While most low-income people don’t pay income taxes, they do pay payroll taxes if they are working.  They also pay many other taxes including gas taxes, sales taxes, phone taxes, cable taxes, and the list goes on.

And low-income people certainly take a hit with debt and inflation.  Wages tend to lag behind in increasing with consumer prices.  If a gallon of milk goes up in price by a dollar, who do you think it hurts the most?  A high-income earner or someone with a high net worth won’t feel it nearly as much as the guy barely getting by.

A War on Everything

It seems that the government knows how to make a mess of anything it declares war on.  (Ironically, there hasn’t been an official declaration of war, militarily speaking, since World War 2.)

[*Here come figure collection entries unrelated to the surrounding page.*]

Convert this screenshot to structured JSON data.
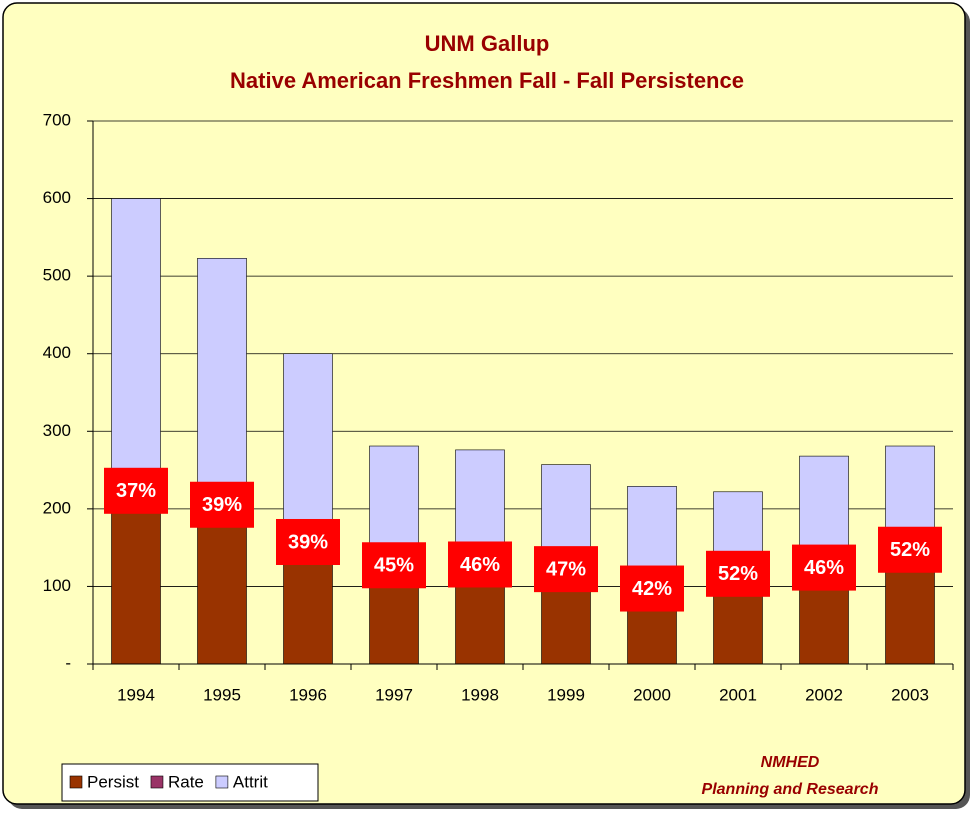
{
  "chart_data": {
    "type": "bar",
    "title": "UNM Gallup",
    "subtitle": "Native American Freshmen Fall - Fall Persistence",
    "categories": [
      "1994",
      "1995",
      "1996",
      "1997",
      "1998",
      "1999",
      "2000",
      "2001",
      "2002",
      "2003"
    ],
    "series": [
      {
        "name": "Persist",
        "color": "#993300",
        "values": [
          222,
          204,
          156,
          126,
          127,
          121,
          96,
          115,
          123,
          146
        ]
      },
      {
        "name": "Rate",
        "color": "#993366",
        "values": [
          37,
          39,
          39,
          45,
          46,
          47,
          42,
          52,
          46,
          52
        ],
        "value_labels": [
          "37%",
          "39%",
          "39%",
          "45%",
          "46%",
          "47%",
          "42%",
          "52%",
          "46%",
          "52%"
        ]
      },
      {
        "name": "Attrit",
        "color": "#CCCCFF",
        "values": [
          378,
          319,
          244,
          155,
          149,
          136,
          133,
          107,
          145,
          135
        ]
      }
    ],
    "stacked": true,
    "ylim": [
      0,
      700
    ],
    "yticks": [
      {
        "value": 0,
        "label": "-"
      },
      100,
      200,
      300,
      400,
      500,
      600,
      700
    ],
    "grid": true,
    "legend": "bottom-left",
    "annotations": [
      "NMHED",
      "Planning and Research"
    ]
  }
}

When the government declares a war on drugs, then this leads to more violence and more drug use.  When the government declares a war on terror, this leads to more terrorists.  When the government declares a war on poverty, it leads to more poverty and more dependence on government.

Since Johnson declared the war on poverty, the poverty rate is no better today than it was 50 years ago.  You could argue that poor people are a little better off economically speaking.  Some have cell phones and cable television.  But this is really more of a reflection of the advancement in technology.  If it had been up to the government, people would be much poorer today than 50 years ago.

It is actually the things that the left hates that have managed to give some help to poor people.  Think about Walmart.  I don’t love shopping at Walmart because of the chaos there at times, but it has undoubtedly helped millions of people.  They can buy food and other consumer products at cheaper prices.

The free market, despite the massive government interference, is what has enabled some people to lift themselves out of poverty and to prosper.  And it is the free market that has given us an almost exponential growth in the electronics industry.  It has enabled poor people to afford cell phones, televisions, and computers.

Meanwhile, the government just hampers this process.  As both Frederic Bastiat and Henry Hazlitt taught, a good economist will look at the unseen effects of government policy.  In other words, if the government hadn’t spent $22 trillion over the last 50 years in the name of fighting poverty, imagine how much more we would have today.  Imagine the inventions and advances that we haven’t seen because the government deprived the market of this capital investment.

There would be far less poverty today if the government had never started a war on poverty.  And we also wouldn’t have a hundred million people dependent on the government.  It is going to be that much more painful when the government faces major fiscal problems and has to break some of its promises.  Meanwhile, let’s hope the government doesn’t declare any more wars.